Não o vi cair no chão emborrachado. Apenas senti o tremor de sua queda. Demorei três pedaladas para entender por que aquele homem enorme estava deitado ali, tão de mau jeito, entre duas bicicletas. Quando parei de pedalar, os professores já se lançavam sobre ele, tentando reanimá-lo.

Não, não quero falar sobre como o homem morreu, ou de quê. Descrever aqui os aspectos técnicos da morte de alguém me parece errado. É mais ou menos como descrever o banho de uma criança com intenções sensuais. Não é possível, nem aceitável.

Há, na receita da morte, uma mistura rançosa de inocência e intimidade. Ela podia ser doce, mas não é, azedou. Toda pessoa, ao morrer, morre pela primeira vez; todo moribundo é um calouro do esvaecimento.

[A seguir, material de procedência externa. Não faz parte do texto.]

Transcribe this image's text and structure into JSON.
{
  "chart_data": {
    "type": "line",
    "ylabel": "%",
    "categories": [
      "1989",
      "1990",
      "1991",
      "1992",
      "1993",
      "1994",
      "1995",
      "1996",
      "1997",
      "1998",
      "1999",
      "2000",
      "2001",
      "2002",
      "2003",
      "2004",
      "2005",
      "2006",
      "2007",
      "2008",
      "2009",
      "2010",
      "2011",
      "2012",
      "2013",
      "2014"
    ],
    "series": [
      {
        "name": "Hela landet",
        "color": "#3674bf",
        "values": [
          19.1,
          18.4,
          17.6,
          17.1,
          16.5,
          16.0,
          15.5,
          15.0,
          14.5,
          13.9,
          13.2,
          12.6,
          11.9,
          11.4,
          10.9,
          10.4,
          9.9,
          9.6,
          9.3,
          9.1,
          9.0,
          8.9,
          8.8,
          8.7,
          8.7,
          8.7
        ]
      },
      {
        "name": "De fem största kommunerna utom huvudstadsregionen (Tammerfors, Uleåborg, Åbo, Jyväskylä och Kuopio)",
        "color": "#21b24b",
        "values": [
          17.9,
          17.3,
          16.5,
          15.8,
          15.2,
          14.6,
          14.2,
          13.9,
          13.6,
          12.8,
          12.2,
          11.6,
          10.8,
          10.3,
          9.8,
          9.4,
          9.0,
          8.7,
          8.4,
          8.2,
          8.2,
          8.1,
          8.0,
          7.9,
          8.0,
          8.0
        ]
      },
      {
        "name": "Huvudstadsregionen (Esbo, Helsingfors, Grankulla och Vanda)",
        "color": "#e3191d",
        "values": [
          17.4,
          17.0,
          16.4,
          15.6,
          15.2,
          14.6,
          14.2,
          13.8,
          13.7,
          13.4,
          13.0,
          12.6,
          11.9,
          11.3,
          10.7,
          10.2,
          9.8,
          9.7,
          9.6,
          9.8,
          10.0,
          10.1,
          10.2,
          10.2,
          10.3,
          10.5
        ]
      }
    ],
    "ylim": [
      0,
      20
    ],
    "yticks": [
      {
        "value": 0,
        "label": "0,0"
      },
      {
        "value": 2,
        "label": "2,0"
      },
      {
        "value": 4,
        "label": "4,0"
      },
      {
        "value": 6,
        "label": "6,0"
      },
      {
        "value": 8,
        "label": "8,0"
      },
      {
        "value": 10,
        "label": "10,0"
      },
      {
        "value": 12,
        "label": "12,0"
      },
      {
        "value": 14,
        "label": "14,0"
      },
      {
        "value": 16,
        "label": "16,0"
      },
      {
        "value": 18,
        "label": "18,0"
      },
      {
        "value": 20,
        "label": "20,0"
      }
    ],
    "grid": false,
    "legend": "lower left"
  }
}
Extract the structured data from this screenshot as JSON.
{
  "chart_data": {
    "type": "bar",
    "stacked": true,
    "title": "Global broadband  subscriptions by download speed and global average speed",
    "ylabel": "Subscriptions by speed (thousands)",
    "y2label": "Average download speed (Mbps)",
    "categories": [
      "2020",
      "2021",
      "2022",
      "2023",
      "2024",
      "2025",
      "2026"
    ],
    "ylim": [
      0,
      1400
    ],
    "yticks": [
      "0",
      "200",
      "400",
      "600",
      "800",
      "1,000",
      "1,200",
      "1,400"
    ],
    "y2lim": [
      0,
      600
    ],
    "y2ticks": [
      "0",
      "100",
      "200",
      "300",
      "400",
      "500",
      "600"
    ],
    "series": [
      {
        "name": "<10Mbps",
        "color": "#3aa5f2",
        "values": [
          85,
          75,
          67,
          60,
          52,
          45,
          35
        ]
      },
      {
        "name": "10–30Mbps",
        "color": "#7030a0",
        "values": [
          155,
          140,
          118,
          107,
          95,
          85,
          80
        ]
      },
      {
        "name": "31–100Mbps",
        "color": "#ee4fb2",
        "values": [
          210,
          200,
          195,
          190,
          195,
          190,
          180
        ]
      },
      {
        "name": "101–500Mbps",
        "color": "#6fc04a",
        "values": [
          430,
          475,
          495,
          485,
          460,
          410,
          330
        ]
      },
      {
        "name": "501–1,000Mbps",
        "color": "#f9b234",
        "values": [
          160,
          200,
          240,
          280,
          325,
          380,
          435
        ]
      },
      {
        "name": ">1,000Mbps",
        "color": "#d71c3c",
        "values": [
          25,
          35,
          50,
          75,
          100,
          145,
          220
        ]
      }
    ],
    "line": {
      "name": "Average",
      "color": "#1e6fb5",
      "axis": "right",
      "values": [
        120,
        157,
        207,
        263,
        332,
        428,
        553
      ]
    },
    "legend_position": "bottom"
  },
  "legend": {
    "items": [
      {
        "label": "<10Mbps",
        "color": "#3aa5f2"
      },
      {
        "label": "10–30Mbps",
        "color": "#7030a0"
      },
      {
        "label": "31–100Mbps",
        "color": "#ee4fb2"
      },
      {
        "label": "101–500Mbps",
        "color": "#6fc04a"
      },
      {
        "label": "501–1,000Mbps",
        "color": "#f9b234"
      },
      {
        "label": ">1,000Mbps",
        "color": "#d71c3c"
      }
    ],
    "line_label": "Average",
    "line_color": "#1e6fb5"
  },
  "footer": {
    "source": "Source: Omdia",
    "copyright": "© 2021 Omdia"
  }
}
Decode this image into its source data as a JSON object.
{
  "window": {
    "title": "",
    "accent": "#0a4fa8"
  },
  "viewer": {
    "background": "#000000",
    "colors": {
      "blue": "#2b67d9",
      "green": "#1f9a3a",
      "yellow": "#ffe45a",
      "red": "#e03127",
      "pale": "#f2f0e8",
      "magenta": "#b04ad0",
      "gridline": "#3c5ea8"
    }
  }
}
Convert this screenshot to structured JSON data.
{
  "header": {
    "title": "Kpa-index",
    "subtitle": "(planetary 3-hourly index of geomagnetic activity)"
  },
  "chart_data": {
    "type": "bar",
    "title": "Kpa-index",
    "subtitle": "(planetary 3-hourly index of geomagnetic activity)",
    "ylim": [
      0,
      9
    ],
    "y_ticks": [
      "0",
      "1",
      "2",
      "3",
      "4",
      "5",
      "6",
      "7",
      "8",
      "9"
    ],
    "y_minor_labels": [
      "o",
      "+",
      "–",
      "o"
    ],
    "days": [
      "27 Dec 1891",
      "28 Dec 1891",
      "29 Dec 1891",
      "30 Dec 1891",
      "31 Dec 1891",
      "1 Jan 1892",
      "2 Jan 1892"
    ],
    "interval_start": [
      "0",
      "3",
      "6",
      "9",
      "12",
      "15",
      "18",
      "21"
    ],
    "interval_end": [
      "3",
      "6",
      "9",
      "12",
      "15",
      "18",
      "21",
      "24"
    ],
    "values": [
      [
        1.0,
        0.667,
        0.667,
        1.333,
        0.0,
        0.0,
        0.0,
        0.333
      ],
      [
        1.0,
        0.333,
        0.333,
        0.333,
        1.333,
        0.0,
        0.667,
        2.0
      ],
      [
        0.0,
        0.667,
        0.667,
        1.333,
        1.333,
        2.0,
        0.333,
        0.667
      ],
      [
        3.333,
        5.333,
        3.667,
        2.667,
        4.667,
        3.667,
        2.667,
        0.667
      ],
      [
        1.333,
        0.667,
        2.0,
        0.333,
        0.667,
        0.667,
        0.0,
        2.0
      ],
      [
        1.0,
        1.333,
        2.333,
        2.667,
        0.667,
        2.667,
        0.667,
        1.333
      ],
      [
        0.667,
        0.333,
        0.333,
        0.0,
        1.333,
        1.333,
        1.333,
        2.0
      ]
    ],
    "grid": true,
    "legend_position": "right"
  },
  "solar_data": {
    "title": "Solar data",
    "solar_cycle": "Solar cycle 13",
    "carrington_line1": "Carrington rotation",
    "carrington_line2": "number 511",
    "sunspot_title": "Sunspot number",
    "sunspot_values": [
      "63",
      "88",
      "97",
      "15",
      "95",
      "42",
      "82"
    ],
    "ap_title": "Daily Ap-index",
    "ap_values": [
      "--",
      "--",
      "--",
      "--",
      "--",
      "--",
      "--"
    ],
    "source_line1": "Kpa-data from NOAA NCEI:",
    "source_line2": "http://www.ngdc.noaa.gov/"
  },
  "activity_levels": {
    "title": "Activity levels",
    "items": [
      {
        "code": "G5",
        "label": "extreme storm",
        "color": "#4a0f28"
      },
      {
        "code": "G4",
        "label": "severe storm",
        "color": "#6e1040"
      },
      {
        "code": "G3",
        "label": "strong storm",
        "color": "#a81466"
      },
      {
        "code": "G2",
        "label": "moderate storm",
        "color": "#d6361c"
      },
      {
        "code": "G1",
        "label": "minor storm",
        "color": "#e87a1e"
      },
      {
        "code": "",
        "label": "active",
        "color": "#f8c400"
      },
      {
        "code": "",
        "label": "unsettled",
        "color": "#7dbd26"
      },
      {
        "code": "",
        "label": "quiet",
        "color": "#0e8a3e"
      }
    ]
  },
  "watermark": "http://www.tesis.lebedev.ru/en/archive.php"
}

Velhos ou moços, ao morrermos, estaremos sempre igualados em espanto e inexperiência. E, no caso particular daquele homem, pude ver com clareza que, dentro dele, ou dentro do que ele fora, algo ainda se admirava com aquilo tudo: o avanço da inconsciência, o trator na escuridão – então é assim que ele ronca, é assim que vai ser?

Todo moribundo é um calouro do esvaecimento

Naquele dia, uma enfermeira, ou médica, corria numa das esteiras. Foi ela quem dirigiu, com destreza e algum amor, toda a ação de salvamento. A seu comando, três homens musculosos se revezaram, até a exaustão, na tarefa de socorrer o homem que morria. Respiração boca a boca, compressão torácica, desfibriladores, pensamento positivo, nada adiantava. Os outros, impotentes, arredamos os aparelhos, abrindo espaço entre eles, na intenção de facilitar a entrada dos paramédicos. Na verdade, não tínhamos muito o que fazer além de sentarmos por lá, espalhados, mãos à cabeça, torcendo pela ressurreição de um desconhecido que nem sabíamos se era ou não uma boa pessoa.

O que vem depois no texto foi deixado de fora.